Early 80’s x World’s End Mickey Tee
Today, we bring you three tees, two of which hail from the original mail-order undertaking in 1976, available in a variety of sizes before Seditionaries had their realization in retail stores. With the third being part of the 80’s era when Seditionaries began collaborating and stocking their items in brick and mortar shops of their previous competitor BOY (later Boy London) and their own World’s End. These items range in size, as the made-to-order t-shirts used were famously salvaged by McLaren’s team.

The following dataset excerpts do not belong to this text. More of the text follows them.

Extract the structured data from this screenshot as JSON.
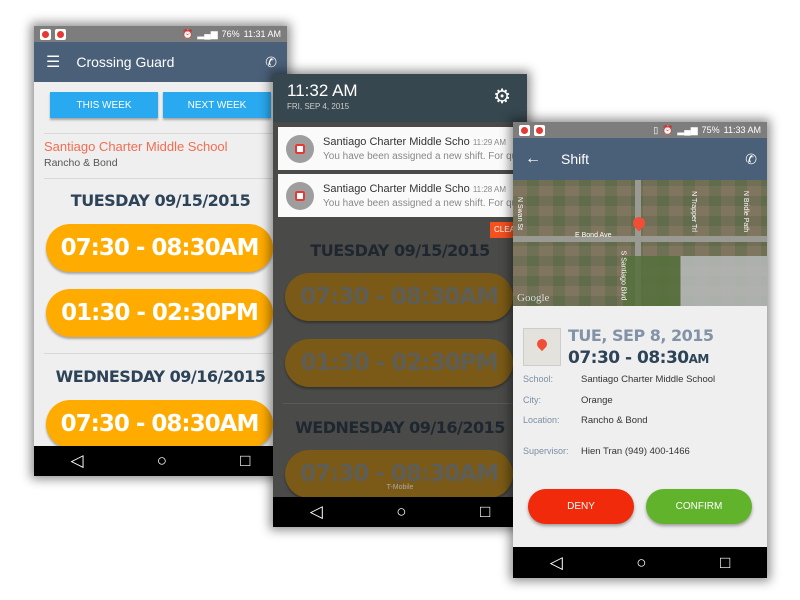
{
  "phone1": {
    "status": {
      "battery": "76%",
      "time": "11:31 AM"
    },
    "title": "Crossing Guard",
    "tabs": [
      "THIS WEEK",
      "NEXT WEEK"
    ],
    "school": "Santiago Charter Middle School",
    "address": "Rancho & Bond",
    "days": [
      {
        "label": "TUESDAY 09/15/2015",
        "shifts": [
          "07:30 - 08:30AM",
          "01:30 - 02:30PM"
        ]
      },
      {
        "label": "WEDNESDAY 09/16/2015",
        "shifts": [
          "07:30 - 08:30AM"
        ]
      }
    ],
    "accent": "#ffab00"
  },
  "phone2": {
    "time": "11:32 AM",
    "date": "FRI, SEP 4, 2015",
    "notifications": [
      {
        "title": "Santiago Charter Middle Scho",
        "time": "11:29 AM",
        "text": "You have been assigned a new shift. For qu"
      },
      {
        "title": "Santiago Charter Middle Scho",
        "time": "11:28 AM",
        "text": "You have been assigned a new shift. For qu"
      }
    ],
    "clear": "CLEA",
    "carrier": "T-Mobile",
    "days": [
      {
        "label": "TUESDAY 09/15/2015",
        "shifts": [
          "07:30 - 08:30AM",
          "01:30 - 02:30PM"
        ]
      },
      {
        "label": "WEDNESDAY 09/16/2015",
        "shifts": [
          "07:30 - 08:30AM"
        ]
      }
    ]
  },
  "phone3": {
    "status": {
      "battery": "75%",
      "time": "11:33 AM"
    },
    "title": "Shift",
    "map": {
      "streets": [
        "E Bond Ave",
        "S Santiago Blvd",
        "N Swan St",
        "N Trapper Trl",
        "N Bridle Path"
      ],
      "logo": "Google"
    },
    "date": "TUE, SEP 8, 2015",
    "time_range": "07:30 - 08:30",
    "time_suffix": "AM",
    "details": [
      {
        "label": "School:",
        "value": "Santiago Charter Middle School"
      },
      {
        "label": "City:",
        "value": "Orange"
      },
      {
        "label": "Location:",
        "value": "Rancho & Bond"
      },
      {
        "label": "Supervisor:",
        "value": "Hien Tran (949) 400-1466"
      }
    ],
    "deny": "DENY",
    "confirm": "CONFIRM",
    "colors": {
      "deny": "#f02a0a",
      "confirm": "#62b32c",
      "appbar": "#4a6079"
    }
  }
}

The origins of the graphics go far back to 1967, when the satirical magazine “The Realist” published an unsigned cartoon mural by artist Wally Wood, which depicted childhood Disney icons engaged in mass acts of provocative debauchery. Vivienne was fond of this illustration. She reappropriated and to some extent mimicked the subjects on a variety of prints released throughout her involvement with the Seditionaries line.
The first tee is the “Snow White & The Sir Punks” graphic. The concept and positions are nearly unchanged from the original, aside from Snow White’s vulva being exposed, the shafts are clearly drawn, and the act depicted leaves little concealed. It was through the printing process that the Seditionaries edge truly shined through, such as the seminal split-fountain treatment utilized on this specific piece which added to the visual detail.

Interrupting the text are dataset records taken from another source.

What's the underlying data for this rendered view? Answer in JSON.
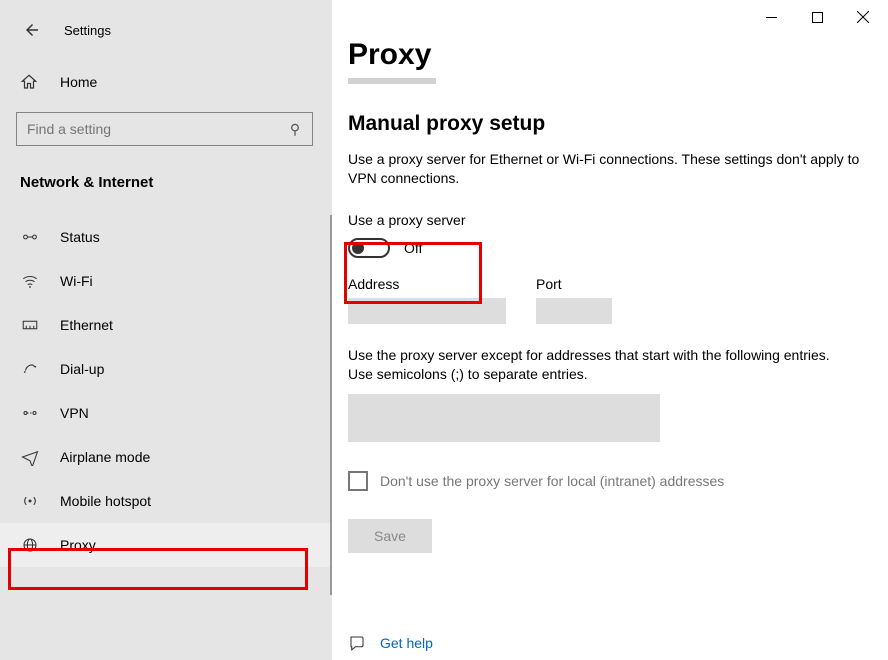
{
  "app_title": "Settings",
  "home_label": "Home",
  "search_placeholder": "Find a setting",
  "section_title": "Network & Internet",
  "nav": [
    {
      "id": "status",
      "label": "Status",
      "icon": "status"
    },
    {
      "id": "wifi",
      "label": "Wi-Fi",
      "icon": "wifi"
    },
    {
      "id": "ethernet",
      "label": "Ethernet",
      "icon": "ethernet"
    },
    {
      "id": "dialup",
      "label": "Dial-up",
      "icon": "dialup"
    },
    {
      "id": "vpn",
      "label": "VPN",
      "icon": "vpn"
    },
    {
      "id": "airplane",
      "label": "Airplane mode",
      "icon": "airplane"
    },
    {
      "id": "hotspot",
      "label": "Mobile hotspot",
      "icon": "hotspot"
    },
    {
      "id": "proxy",
      "label": "Proxy",
      "icon": "proxy"
    }
  ],
  "content": {
    "page_title": "Proxy",
    "section_heading": "Manual proxy setup",
    "description": "Use a proxy server for Ethernet or Wi-Fi connections. These settings don't apply to VPN connections.",
    "toggle_label": "Use a proxy server",
    "toggle_state": "Off",
    "address_label": "Address",
    "address_value": "",
    "port_label": "Port",
    "port_value": "",
    "exceptions_label": "Use the proxy server except for addresses that start with the following entries. Use semicolons (;) to separate entries.",
    "exceptions_value": "",
    "local_checkbox_label": "Don't use the proxy server for local (intranet) addresses",
    "save_label": "Save",
    "help_label": "Get help"
  }
}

The second tee’s graphic portrays Mickey and Minnie engaging in intercourse, which contrary to the Snow White graphic was drastically changed from the Wally Wood’s mural. On the original illustration, Minnie is shown to be conducting a sexual exchange for payment for the character Goofy while Mickey and various other onlookers watch in amusement. On Vivienne’s rendition, major changes are made to Mickey’s attire for instance, which references the seminal punk rock bassist Sid Vicious of the “Sex Pistols.”
The Third, made after the original mail order brochure, is of Mickey shooting up heroin. In the same vein as the Snow White graphic, this illustration goes completely unchanged from the original except for the staple Anarchy “A” replacing Mickey’s right ear.

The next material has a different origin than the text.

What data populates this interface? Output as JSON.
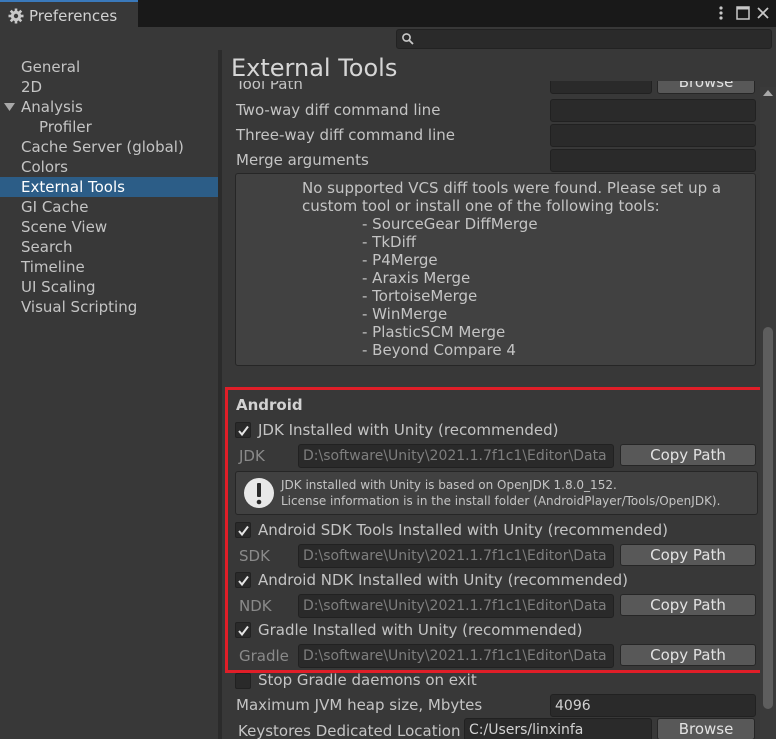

Seditionaries was Vivienne’s breakthrough project which laid out the groundwork for the visual language of the Punk fashion movement, which would later be endlessly appropriated. Aside from these “found images,” Malcolm and Vivienne would often outsource graphics from a variety of internationally acclaimed artists such as Jamie Reed – the graphic designer behind the “Sex Pistols.” With the mind of McLaren commercializing punk’s popularity, and Westwood’s penchant for iconoclasm, the duo molded iconic signifiers for the heart of the british punk movement.